70th World Health Assembly Under Way

This year's meeting is the final one with Dr. Margaret Chan as director-general of WHO. She told the delegates that countries should work to improve their collection of health data and should make health strategies more accountable.

The 70th World Health Assembly is taking place this week in Geneva, Switzerland, and it is the final assembly with Dr. Margaret Chan as director-general of the World Health Organization. She told the delegates May 22 that countries should work to improve their collection of health data and should make health strategies more accountable.

The annual World Health Assembly is the decision-making body of WHO. It is attended by all WHO Member States -- some 3,500 delegates from the 194 Member States are attending this year, including a large proportion of the world's health ministers -- and focuses on a health agenda prepared by the Executive Board.
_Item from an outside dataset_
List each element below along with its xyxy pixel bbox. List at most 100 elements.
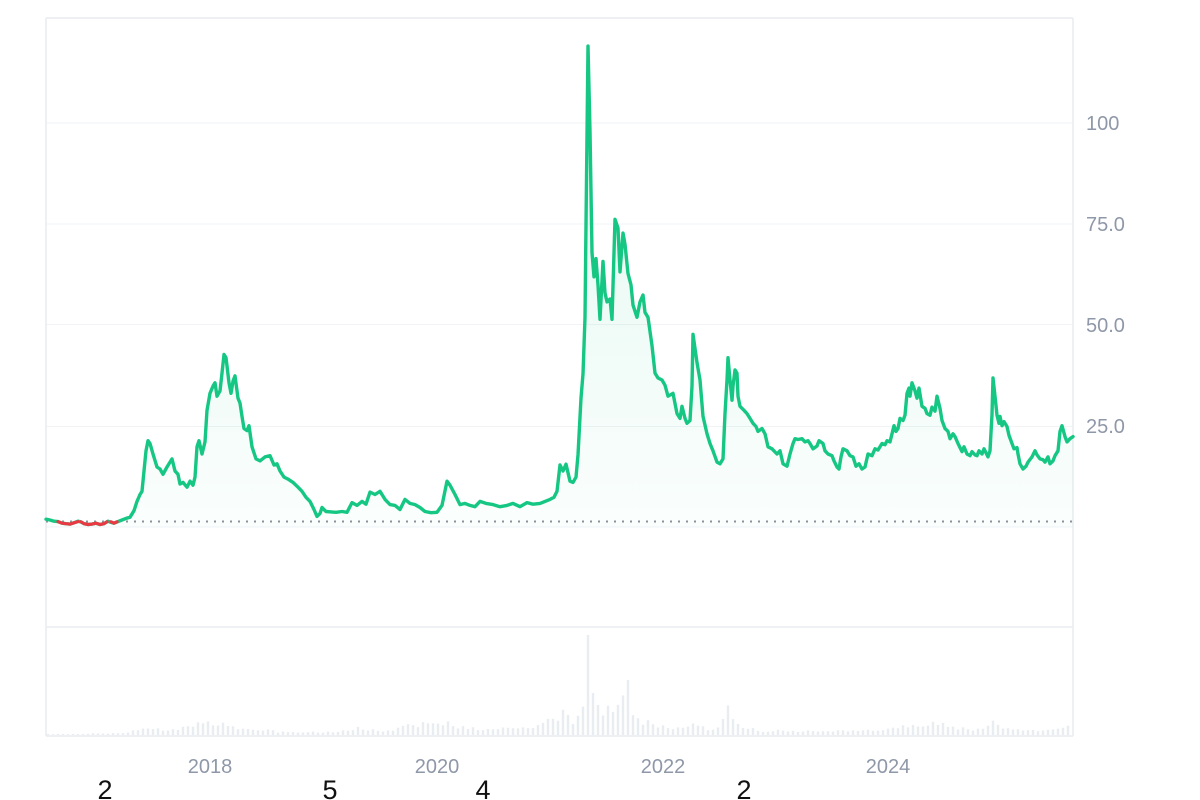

The main functions of the World Health Assembly are to determine the policies of WHO, appoint the director-general, supervise financial policies, and review and approve the proposed program budget. The new director-general will take office July 1 to begin a five-year term.

One of the first actions taken May 22 was the election of Professor Veronica Skvortsova, minister of healthcare of the Russian Federation, as the Health Assembly's new president. Vice presidents were appointed from Cabo Verde, the Cook Islands, the Democratic People's Republic of Korea, Somalia, and Suriname.

Topics on the meeting's agenda include medicines; nutrition; health products; noncommunicable diseases; emergency preparedness and response; polio; antimicrobial resistance; and maternal, newborn, child, and adolescent health.

WHO and the UN Foundation will produce three Facebook Live shows during the assembly, which continues through May 31. Shows featuring public health experts who will take questions from the audience on Facebook will be broadcast on WHO's Facebook channel:

  • May 23: 10 years of public health progress – how it was done and lessons learned for the future
  • May 25: Health as a human right, Women and children's health, and vector control strategy
  • May 26: Threats to human health: Conflicts and disease outbreaks, climate change and health, antimicrobial resistance and noncommunicable diseases

In her opening address, Chan asked the delegates to make "reducing inequalities" a guiding ethical principle and said protecting scientific evidence should form "the bedrock of policy," citing vaccine refusal as one of the reasons that the "tremendous potential of vaccines is not yet fully realized."